Molecular mechanisms of WT and edited miR-200b in cancer cells. (A) 3′ UTR representation of WT miR-200b target gene ZEB1. (B) qRT-PCR of ZEB1 upon 24-h transfection with WT miR-200b and edited miR-200b mimics in MCF10A, MDAMB-231, SLR25, and OVCAR8 cells. (C) Western blots of ZEB1 upon 48-h transfection with WT miR-200b and edited miR-200b mimics in MDAMB-231, SLR25, and OVCAR8 cells. (D) 3′ UTR representation of edited miR-200b target, LIFR. (E) qRT-PCR of LIFR upon 24-h transfection with WT miR-200b and edited miR-200b mimics in MCF10A, MDAMB-231, SLR25, and OVCAR8 cells. (F) Western blots of LIFR upon 48-h transfection with WT miR-200b and edited miR-200b mimics in MCF10A, MDAMB-231, SLR25, and OVCAR8 cells.

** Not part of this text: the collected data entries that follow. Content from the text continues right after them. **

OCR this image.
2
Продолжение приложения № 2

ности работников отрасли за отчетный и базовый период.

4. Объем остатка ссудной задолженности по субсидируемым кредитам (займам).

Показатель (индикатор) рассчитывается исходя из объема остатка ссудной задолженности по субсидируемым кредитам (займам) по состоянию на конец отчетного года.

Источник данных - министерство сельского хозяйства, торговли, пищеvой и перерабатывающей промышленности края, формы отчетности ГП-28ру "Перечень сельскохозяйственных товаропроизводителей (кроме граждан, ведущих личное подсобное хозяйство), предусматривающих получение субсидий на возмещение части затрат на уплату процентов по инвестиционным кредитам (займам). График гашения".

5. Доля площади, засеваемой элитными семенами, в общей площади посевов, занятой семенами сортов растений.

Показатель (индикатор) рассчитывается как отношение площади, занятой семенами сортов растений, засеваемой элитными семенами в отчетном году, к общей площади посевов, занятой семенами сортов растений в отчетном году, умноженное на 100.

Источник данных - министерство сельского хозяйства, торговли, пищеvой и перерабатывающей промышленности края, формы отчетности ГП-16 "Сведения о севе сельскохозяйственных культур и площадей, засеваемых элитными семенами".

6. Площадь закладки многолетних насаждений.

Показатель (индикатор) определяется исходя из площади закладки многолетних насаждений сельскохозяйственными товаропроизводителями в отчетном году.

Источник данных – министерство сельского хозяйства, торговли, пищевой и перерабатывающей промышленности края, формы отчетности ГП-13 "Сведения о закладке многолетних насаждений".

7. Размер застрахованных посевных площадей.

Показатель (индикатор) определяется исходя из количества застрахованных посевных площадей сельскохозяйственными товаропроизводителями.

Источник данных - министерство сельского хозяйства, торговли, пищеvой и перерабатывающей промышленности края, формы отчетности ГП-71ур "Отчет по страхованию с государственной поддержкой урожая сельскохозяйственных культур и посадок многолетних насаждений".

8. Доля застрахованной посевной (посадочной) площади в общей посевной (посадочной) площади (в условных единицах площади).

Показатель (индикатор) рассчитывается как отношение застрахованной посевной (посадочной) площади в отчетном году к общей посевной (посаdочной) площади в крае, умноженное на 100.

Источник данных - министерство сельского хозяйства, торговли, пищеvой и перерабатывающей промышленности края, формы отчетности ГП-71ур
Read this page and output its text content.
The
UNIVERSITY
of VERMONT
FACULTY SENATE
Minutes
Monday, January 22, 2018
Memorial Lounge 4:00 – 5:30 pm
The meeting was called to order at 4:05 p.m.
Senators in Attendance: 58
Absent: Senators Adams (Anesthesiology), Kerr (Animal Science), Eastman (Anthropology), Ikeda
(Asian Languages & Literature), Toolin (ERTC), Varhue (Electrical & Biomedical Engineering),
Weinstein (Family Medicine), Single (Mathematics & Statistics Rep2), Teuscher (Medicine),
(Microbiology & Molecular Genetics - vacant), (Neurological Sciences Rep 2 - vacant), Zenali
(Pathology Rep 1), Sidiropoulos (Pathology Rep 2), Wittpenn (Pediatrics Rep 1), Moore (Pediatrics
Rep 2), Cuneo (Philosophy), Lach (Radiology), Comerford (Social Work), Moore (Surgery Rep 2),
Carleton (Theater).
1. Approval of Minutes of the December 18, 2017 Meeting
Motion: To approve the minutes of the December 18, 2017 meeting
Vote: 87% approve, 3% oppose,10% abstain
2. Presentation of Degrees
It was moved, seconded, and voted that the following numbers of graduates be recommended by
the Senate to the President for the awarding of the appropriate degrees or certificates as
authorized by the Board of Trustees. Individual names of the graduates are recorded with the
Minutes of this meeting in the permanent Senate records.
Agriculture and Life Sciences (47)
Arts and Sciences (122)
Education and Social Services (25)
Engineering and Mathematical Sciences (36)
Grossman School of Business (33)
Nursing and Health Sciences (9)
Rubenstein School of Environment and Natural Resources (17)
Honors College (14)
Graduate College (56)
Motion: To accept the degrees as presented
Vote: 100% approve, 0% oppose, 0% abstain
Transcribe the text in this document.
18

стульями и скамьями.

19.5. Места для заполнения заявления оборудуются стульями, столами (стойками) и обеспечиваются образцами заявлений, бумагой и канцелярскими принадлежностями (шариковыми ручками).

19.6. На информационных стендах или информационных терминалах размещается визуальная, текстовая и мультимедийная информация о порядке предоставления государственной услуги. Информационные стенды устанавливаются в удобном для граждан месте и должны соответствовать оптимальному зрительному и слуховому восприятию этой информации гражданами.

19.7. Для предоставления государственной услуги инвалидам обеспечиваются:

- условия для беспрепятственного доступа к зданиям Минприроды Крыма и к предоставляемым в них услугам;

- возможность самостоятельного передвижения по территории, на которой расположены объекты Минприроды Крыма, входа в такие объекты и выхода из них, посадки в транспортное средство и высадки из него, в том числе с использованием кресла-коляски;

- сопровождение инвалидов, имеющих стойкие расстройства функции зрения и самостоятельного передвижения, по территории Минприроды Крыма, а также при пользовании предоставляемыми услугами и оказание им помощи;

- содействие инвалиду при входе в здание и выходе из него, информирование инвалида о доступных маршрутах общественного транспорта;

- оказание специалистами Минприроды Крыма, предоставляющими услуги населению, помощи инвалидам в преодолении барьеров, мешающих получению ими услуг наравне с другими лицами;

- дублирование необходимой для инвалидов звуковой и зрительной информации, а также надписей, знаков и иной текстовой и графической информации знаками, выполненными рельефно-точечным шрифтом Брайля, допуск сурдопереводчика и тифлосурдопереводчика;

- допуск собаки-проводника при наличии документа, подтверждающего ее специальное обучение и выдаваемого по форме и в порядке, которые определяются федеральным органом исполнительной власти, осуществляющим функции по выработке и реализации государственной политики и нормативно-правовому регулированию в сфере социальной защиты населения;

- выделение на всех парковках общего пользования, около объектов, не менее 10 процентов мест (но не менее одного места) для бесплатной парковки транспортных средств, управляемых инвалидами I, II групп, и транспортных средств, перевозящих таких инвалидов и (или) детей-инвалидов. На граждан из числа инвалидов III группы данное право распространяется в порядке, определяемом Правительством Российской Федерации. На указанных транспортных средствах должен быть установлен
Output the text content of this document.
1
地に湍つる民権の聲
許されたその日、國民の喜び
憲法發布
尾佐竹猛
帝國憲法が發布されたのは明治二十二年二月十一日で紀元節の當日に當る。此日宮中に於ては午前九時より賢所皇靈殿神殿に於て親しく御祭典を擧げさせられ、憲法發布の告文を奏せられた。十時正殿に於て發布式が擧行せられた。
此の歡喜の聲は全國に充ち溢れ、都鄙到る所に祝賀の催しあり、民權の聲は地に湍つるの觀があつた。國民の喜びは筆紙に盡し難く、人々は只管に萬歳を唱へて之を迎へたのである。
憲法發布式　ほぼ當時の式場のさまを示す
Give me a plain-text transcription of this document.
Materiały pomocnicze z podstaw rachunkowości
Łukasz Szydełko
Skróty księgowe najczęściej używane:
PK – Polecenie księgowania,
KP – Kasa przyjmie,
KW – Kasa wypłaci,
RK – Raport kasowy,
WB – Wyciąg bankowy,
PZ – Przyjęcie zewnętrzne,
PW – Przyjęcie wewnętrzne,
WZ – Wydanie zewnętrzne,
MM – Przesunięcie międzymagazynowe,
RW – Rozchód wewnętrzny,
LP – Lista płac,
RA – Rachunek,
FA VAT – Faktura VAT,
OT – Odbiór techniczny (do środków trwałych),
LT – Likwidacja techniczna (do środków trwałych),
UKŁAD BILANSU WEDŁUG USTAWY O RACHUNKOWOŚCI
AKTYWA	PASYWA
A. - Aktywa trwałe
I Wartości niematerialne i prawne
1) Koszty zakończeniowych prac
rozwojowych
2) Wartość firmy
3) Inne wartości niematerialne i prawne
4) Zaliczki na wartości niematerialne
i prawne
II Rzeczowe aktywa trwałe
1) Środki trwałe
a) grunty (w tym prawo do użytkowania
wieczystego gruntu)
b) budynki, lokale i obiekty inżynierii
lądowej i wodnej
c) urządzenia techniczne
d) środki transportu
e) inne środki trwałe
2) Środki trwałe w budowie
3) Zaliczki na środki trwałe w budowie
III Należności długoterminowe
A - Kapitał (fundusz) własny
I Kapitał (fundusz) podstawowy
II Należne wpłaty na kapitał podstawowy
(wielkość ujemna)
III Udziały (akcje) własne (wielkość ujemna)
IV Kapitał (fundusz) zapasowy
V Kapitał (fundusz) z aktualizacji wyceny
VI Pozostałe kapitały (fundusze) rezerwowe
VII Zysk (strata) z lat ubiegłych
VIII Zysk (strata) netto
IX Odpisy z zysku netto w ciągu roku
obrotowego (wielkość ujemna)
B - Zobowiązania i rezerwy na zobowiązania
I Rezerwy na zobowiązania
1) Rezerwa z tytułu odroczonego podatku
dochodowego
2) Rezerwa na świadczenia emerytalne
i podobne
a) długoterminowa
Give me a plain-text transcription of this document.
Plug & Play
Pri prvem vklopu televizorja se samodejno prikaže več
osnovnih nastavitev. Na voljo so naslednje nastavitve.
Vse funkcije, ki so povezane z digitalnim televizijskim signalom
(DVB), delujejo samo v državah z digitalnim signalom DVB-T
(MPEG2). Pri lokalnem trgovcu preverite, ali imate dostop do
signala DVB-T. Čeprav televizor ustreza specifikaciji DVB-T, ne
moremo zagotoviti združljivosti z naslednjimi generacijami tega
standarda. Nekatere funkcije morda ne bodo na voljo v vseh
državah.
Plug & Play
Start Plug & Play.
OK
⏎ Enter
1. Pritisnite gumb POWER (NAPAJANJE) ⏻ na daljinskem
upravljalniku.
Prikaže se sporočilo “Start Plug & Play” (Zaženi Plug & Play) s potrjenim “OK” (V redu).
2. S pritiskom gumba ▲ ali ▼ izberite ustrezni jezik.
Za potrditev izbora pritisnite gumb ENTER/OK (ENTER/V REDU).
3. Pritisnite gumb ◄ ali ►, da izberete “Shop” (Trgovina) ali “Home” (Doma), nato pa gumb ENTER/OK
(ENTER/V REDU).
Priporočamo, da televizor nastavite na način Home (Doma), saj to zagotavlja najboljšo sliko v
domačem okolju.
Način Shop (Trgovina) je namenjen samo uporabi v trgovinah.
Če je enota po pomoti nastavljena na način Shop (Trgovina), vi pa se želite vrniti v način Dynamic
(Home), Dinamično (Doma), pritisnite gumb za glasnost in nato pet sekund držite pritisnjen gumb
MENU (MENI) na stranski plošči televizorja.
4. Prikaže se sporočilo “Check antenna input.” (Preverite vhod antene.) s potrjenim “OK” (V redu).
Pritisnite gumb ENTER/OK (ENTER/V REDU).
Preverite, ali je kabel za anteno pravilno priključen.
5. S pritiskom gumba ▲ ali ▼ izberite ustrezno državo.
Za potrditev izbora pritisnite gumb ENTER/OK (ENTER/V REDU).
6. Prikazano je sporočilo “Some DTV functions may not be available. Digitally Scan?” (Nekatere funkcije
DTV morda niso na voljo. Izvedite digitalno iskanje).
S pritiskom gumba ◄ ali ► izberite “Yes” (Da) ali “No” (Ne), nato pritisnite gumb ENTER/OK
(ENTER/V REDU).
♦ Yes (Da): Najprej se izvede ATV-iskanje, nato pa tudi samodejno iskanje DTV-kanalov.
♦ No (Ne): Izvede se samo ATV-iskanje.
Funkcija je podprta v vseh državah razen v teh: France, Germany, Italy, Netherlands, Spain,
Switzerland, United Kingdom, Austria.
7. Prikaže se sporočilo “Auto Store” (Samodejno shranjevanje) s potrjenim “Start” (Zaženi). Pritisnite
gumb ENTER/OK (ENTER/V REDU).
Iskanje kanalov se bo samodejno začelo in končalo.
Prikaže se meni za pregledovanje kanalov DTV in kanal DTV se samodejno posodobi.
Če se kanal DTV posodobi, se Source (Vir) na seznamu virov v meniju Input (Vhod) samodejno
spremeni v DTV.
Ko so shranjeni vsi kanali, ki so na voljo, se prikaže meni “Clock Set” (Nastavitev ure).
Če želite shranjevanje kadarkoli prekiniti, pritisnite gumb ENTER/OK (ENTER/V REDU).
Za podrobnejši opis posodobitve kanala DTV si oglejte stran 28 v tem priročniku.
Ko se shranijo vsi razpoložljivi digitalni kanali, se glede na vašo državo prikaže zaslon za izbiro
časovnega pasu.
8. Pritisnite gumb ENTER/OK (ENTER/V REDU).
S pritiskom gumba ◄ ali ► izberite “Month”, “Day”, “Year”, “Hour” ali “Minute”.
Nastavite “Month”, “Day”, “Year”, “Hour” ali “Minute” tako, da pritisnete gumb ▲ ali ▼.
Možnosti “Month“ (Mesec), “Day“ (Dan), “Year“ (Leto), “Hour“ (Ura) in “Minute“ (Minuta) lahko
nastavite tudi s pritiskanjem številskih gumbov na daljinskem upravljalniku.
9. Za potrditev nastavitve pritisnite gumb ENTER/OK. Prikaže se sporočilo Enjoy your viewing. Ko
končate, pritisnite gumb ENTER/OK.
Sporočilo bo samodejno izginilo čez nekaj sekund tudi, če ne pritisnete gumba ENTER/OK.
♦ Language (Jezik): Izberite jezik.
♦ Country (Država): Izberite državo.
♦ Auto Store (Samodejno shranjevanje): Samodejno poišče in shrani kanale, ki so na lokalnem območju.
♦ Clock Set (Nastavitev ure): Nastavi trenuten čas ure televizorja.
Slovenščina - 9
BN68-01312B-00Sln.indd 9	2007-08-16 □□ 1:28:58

Blots with short-time (SE) and long-time exposure (LE) are shown. (G) Luciferase reporter assays that contain two predicted binding sites of edited miR-200b (F1 and F2) in LIFR. In B, E, and G, two-sided t-test was used to assess the difference, n = 2 or 3, and error bars denote ±SEM; (*) P < 0.05. (**) P < 0.01, (***) P < 0.001. (H) Proposed mechanistic model in which WT miR-200b inhibits key EMT regulators ZEB1 and ZEB2, thereby suppressing cell migration and invasion, whereas edited miR-200b (catalyzed by both ADAR1 and ADAR2) inhibits a new target LIFR, a well-characterized metastasis suppressor, thereby promoting cell migration and invasion.